Os dois conceitos, conforme propostos pelo Dicionário, são-nos bastante convenientes porque explicitam, já de saída, a diferença cabal entre um e outro. Enquanto que a razão remete à idéia de julgamento e, portanto, de análise e ponderação, a fé reporta-se à idéia de confiança. Neste sentido, pode-se afirmar que aquele que crê o faz para além de quaisquer julgamentos racionais. Para aquele que crê, a fé antecede a razão, motivo pelo qual Santo Anselmo afirmará no Proslogion: Neque enim quaero intellegere ut credam, que significa “certamente não procuro entender para crer, mas creio para entender”. Dessa afirmação derivou a máxima Credo ut intelligam, non intelligo ut credam, ou seja, “Creio para compreender, não compreendo para crer”, e Santo Agostinho, por sua vez, afirmará: Credimus enim ut cognoscamus, non cognoscamus ut credamos, isto é, “Cremos para conhecer, não conhecemos para crer”.

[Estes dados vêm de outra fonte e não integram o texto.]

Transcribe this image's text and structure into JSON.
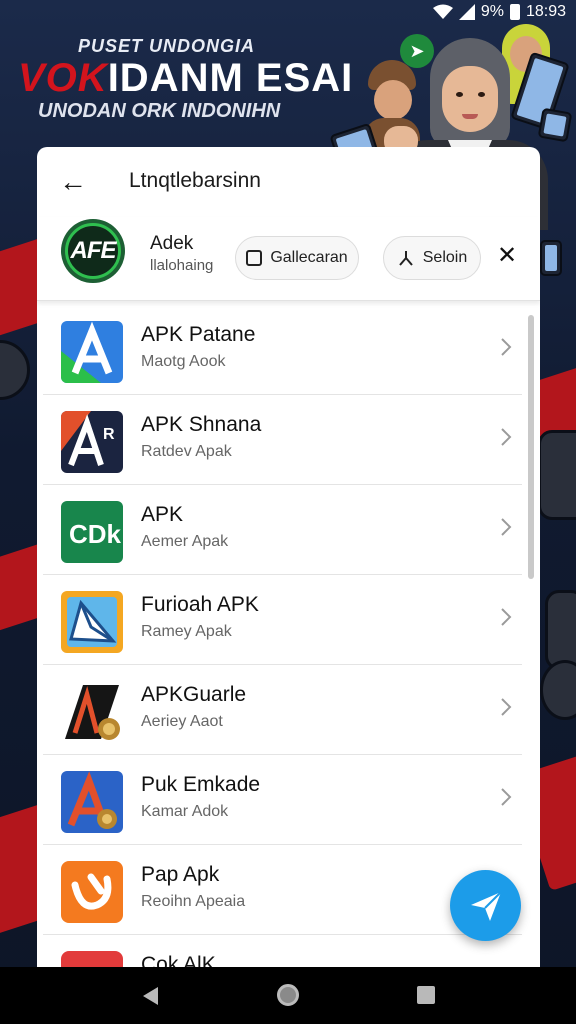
{
  "status": {
    "battery": "9%",
    "time": "18:93"
  },
  "banner": {
    "line1": "PUSET UNDONGIA",
    "line2_red": "VOK",
    "line2_white": "IDANM ESAI",
    "line3": "UNODAN ORK INDONIHN"
  },
  "header": {
    "title": "Ltnqtlebarsinn"
  },
  "app": {
    "logo_text": "AFE",
    "name": "Adek",
    "subtitle": "llalohaing",
    "button1_label": "Gallecaran",
    "button2_label": "Seloin"
  },
  "list": [
    {
      "title": "APK  Patane",
      "subtitle": "Maotg Aook",
      "icon": "apk-a-green-icon"
    },
    {
      "title": "APK  Shnana",
      "subtitle": "Ratdev Apak",
      "icon": "apk-ak-dark-icon"
    },
    {
      "title": "APK",
      "subtitle": "Aemer Apak",
      "icon": "apk-cdk-green-icon"
    },
    {
      "title": "Furioah APK",
      "subtitle": "Ramey Apak",
      "icon": "apk-envelope-icon"
    },
    {
      "title": "APKGuarle",
      "subtitle": "Aeriey Aaot",
      "icon": "apk-guard-icon"
    },
    {
      "title": "Puk Emkade",
      "subtitle": "Kamar Adok",
      "icon": "apk-blue-a-icon"
    },
    {
      "title": "Pap Apk",
      "subtitle": "Reoihn Apeaia",
      "icon": "apk-orange-icon"
    },
    {
      "title": "Cok AlK",
      "subtitle": "",
      "icon": "apk-red-icon"
    }
  ],
  "colors": {
    "fab": "#1c9ce9",
    "accent_red": "#d3141d"
  }
}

Em ambos os casos, tanto na razão quanto na fé, visa-se o saber. No entanto, pensamos, trata-se de saberes distintos. O saber racional é da ordem da lógica, da indução e da dedução. Um saber, diríamos, passível de demonstração, como é o caso dos teoremas físicos e matemáticos. Daí porque mesmo um aparente absurdo é passível de ser matematicamente demonstrável como, por exemplo, a premissa de que as paralelas se encontram no infinito.
Em se tratando da fé, porém, entra-se no domínio de um saber que é de uma outra ordem. O saber da fé não é um saber da ordem do demonstrável, mas do experienciável. É um saber vivido, existencial. A propósito, um estudioso do assunto, o Dr. Ricardo Lincoln Laranjeira Barrocas, professor do Departamento de Psicologia da Universidade Federal do Ceará, se valerá do vocábulo Sensciência para referir-se a este saber. Na acepção usada pelo professor, sensciência significa “ciência com sentido”. Aqui, sentido significa algo que foi experienciado pelo sujeito. Daí porque a este sujeito detentor de tal saber será facultado falar dele com autoridade - a autoridade própria dos que sabem. Foi fundamentado nessa premissa que C. G. Jung, ao ser indagado pelo repórter da BBC John Freeman se acreditava em Deus, respondeu: “Eu não acredito, eu sei”.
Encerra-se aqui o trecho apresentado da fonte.